People will make judgements about you by the quality of the questions you ask. I coach my clients to ask senior executives, tough thought-provoking questions.Verdict Is In Newspaper Headline Answer Judgment Announced

By asking thought-provoking questions of senior people, (to be clear, questions you really care about and want to know the answers to) you mark yourself as someone to trust, and as someone who is worth listening to.

If you make a senior executive think – through a question – you are more valuable than people who ask general, banal questions.

So that you can be ready to ask a question when the opportunity arises, I advise my clients to store their questions for executives in their smart phone for ready recall.

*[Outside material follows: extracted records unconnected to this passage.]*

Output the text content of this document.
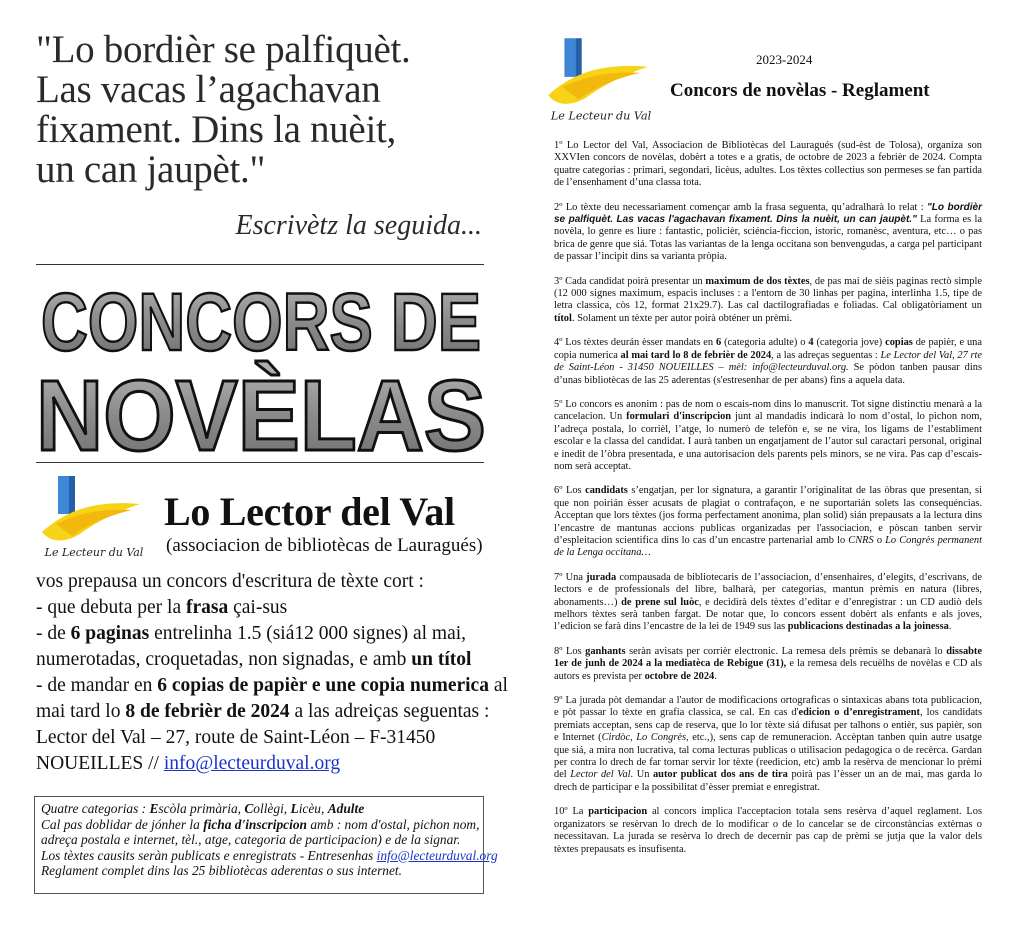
"Lo bordièr se palfiquèt.
Las vacas l’agachavan
fixament. Dins la nuèit,
un can jaupèt."
Escrivètz la seguida...
CONCORS DE
NOVÈLAS
Le Lecteur du Val
Lo Lector del Val
(associacion de bibliotècas de Lauragués)
vos prepausa un concors d'escritura de tèxte cort :
- que debuta per la frasa çai-sus
- de 6 paginas entrelinha 1.5 (siá12 000 signes) al mai,
numerotadas, croquetadas, non signadas, e amb un títol
- de mandar en 6 copias de papièr e une copia numerica al
mai tard lo 8 de febrièr de 2024 a las adreiças seguentas :
Lector del Val – 27, route de Saint-Léon – F-31450
NOUEILLES // info@lecteurduval.org
Quatre categorias : Escòla primària, Collègi, Licèu, Adulte
Cal pas doblidar de jónher la ficha d'inscripcion amb : nom d'ostal, pichon nom,
adreça postala e internet, tèl., atge, categoria de participacion) e de la signar.
Los tèxtes causits seràn publicats e enregistrats - Entresenhas info@lecteurduval.org
Reglament complet dins las 25 bibliotècas aderentas o sus internet.
Le Lecteur du Val
2023-2024
Concors de novèlas - Reglament

1º Lo Lector del Val, Associacion de Bibliotècas del Lauragués (sud-èst de Tolosa), organiza son XXVIen concors de novèlas, dobèrt a totes e a gratis, de octobre de 2023 a febrièr de 2024. Compta quatre categorias : primari, segondari, licèus, adultes. Los tèxtes collectius son permeses se fan partida de l’ensenhament d’una classa tota.

2º Lo tèxte deu necessariament començar amb la frasa seguenta, qu’adralharà lo relat : "Lo bordièr se palfiquèt. Las vacas l'agachavan fixament. Dins la nuèit, un can jaupèt." La forma es la novèla, lo genre es liure : fantastic, policièr, sciéncia-ficcion, istoric, romanèsc, aventura, etc… o pas brica de genre que siá. Totas las variantas de la lenga occitana son benvengudas, a carga pel participant de passar l’incipit dins sa varianta pròpia.

3º Cada candidat poirà presentar un maximum de dos tèxtes, de pas mai de sièis paginas rectò simple (12 000 signes maximum, espacis incluses : a l'entorn de 30 linhas per pagina, interlinha 1.5, tipe de letra classica, còs 12, format 21x29.7). Las cal dactilografiadas e foliadas. Cal obligatòriament un títol. Solament un tèxte per autor poirà obténer un prèmi.

4º Los tèxtes deurán èsser mandats en 6 (categoria adulte) o 4 (categoria jove) copias de papièr, e una copia numerica al mai tard lo 8 de febrièr de 2024, a las adreças seguentas : Le Lector del Val, 27 rte de Saint-Léon - 31450 NOUEILLES – mèl: info@lecteurduval.org. Se pòdon tanben pausar dins d’unas bibliotècas de las 25 aderentas (s'estresenhar de per abans) fins a aquela data.

5º Lo concors es anonim : pas de nom o escais-nom dins lo manuscrit. Tot signe distinctiu menarà a la cancelacion. Un formulari d'inscripcion junt al mandadis indicarà lo nom d’ostal, lo pichon nom, l’adreça postala, lo corrièl, l’atge, lo numerò de telefòn e, se ne vira, los ligams de l’establiment escolar e la classa del candidat. I aurà tanben un engatjament de l’autor sul caractari personal, original e inedit de l’òbra presentada, e una autorisacion dels parents pels minors, se ne vira. Pas cap d’escais-nom serà acceptat.

6º Los candidats s’engatjan, per lor signatura, a garantir l’originalitat de las òbras que presentan, si que non poirián èsser acusats de plagiat o contrafaçon, e ne suportarián solets las consequéncias. Acceptan que lors tèxtes (jos forma perfectament anonima, plan solid) sián prepausats a la lectura dins l’encastre de mantunas accions publicas organizadas per l'associacion, e pòscan tanben servir d’espleitacion scientifica dins lo cas d’un encastre partenarial amb lo CNRS o Lo Congrès permanent de la Lenga occitana…

7º Una jurada compausada de bibliotecaris de l’associacion, d’ensenhaires, d’elegits, d’escrivans, de lectors e de professionals del libre, balharà, per categorias, mantun prèmis en natura (libres, abonaments…) de prene sul luòc, e decidirà dels tèxtes d’editar e d’enregistrar : un CD audiò dels melhors tèxtes serà tanben fargat. De notar que, lo concors essent dobèrt als enfants e als joves, l’edicion se farà dins l’encastre de la lei de 1949 sus las publicacions destinadas a la joinessa.

8º Los ganhants seràn avisats per corrièr electronic. La remesa dels prèmis se debanarà lo dissabte 1er de junh de 2024 a la mediatèca de Rebigue (31), e la remesa dels recuèlhs de novèlas e CD als autors es prevista per octobre de 2024.

9º La jurada pòt demandar a l'autor de modificacions ortograficas o sintaxicas abans tota publicacion, e pòt passar lo tèxte en grafia classica, se cal. En cas d'edicion o d’enregistrament, los candidats premiats acceptan, sens cap de reserva, que lo lor tèxte siá difusat per talhons o entièr, sus papièr, son e Internet (Cirdòc, Lo Congrès, etc.,), sens cap de remuneracion. Accèptan tanben quin autre usatge que siá, a mira non lucrativa, tal coma lecturas publicas o utilisacion pedagogica o de recèrca. Gardan per contra lo drech de far tornar servir lor tèxte (reedicion, etc) amb la resèrva de mencionar lo prèmi del Lector del Val. Un autor publicat dos ans de tira poirà pas l’èsser un an de mai, mas garda lo drech de participar e la possibilitat d’èsser premiat e enregistrat.

10º La participacion al concors implica l'acceptacion totala sens resèrva d’aquel reglament. Los organizators se resèrvan lo drech de lo modificar o de lo cancelar se de circonstàncias extèrnas o necessitavan. La jurada se resèrva lo drech de decernir pas cap de prèmi se jutja que la valor dels tèxtes prepausats es insufisenta.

Below is my list of questions I’ve logged in my iPhone. Review the list, choose and adapt the questions that resonate with you, and then trial the questions in your interactions:

 Sample Questions to ask CEOs/Senior Executives

  1. How has your leadership style evolved over your career?
  2. What’s unusual or different about how you run your meetings with your executive teams?
  3. How would you retrench someone with dignity? (someone who has to be let go through no fault of their own)
  4. What’s the first job of a leader in your view?
  5. Excuse my temerity here – where you need to grow? (The reason I ask this question, is that if I know where you need to grow, that might be a potential growth area for me at some point).
  6. Dan Sullivan, CEO of Strategic Coach, maintains the first job of an entrepreneur is to protect his/her confidence – your take on that?
  7. What % of your strengths, capabilities, resources are being exploited in your current role?
  8. When you interview people, what’s would be one of your best questions?
  9. What are some leadership lessons for you?
  10. Over the years, have you gotten feedback from your direct reports that led to some adjustments in how you manage and lead?
  11. What aspect of leadership do you like most?
  12. If you wrote a book about leadership, what would be its title, sub title?
  13. Are you having fun as a leader?
  14. What behaviour or attitude have you used throughout your career that’s paid off for you, and because it’s paid off for you, you continue to use it today?
  15. Leading leadership authors Kouzes and Posner’r research shows that the top four characteristics of admired leaders are: Honest; Forward-looking; Inspiring; Competent. Do you agree, disagree; what’s your view?
  16. Nobel prize winner Albert Schweitzer said in the 1950s said the problem with men, is that ‘they don’t think’. Your view?
  17. With # 16 in mind, would you agree with the following statement. ‘You don’t learn from your experiences. You learn from intelligent reflection on your experience.”
  18. At a recent CEO Institute meeting, a big issue that came up for the CEOs was: ‘How to maintain my energy’ How do you maintain yours?
  19. What things do you do to spur innovation?
  20. Tell me about your approach to leadership.
  21. How do you form an emotional relationship with your customers and other stakeholders?
  22. How did you background as a x, help you as a CEO?
  23. How do you know your employees trust you?
  24. What have you done, that you’re really proud of
  25. The Chief Executive of Bloomingdales in NYC in an October 2013 interview said, all anyone you lead is going to remember is: a. Did they give me an opportunity to be more than I thought I could be b. Did they give me a sense of recognition, a sense of belonging and that my work there made a difference.- your take on this?
  26. Who’s been an inspiration in your life?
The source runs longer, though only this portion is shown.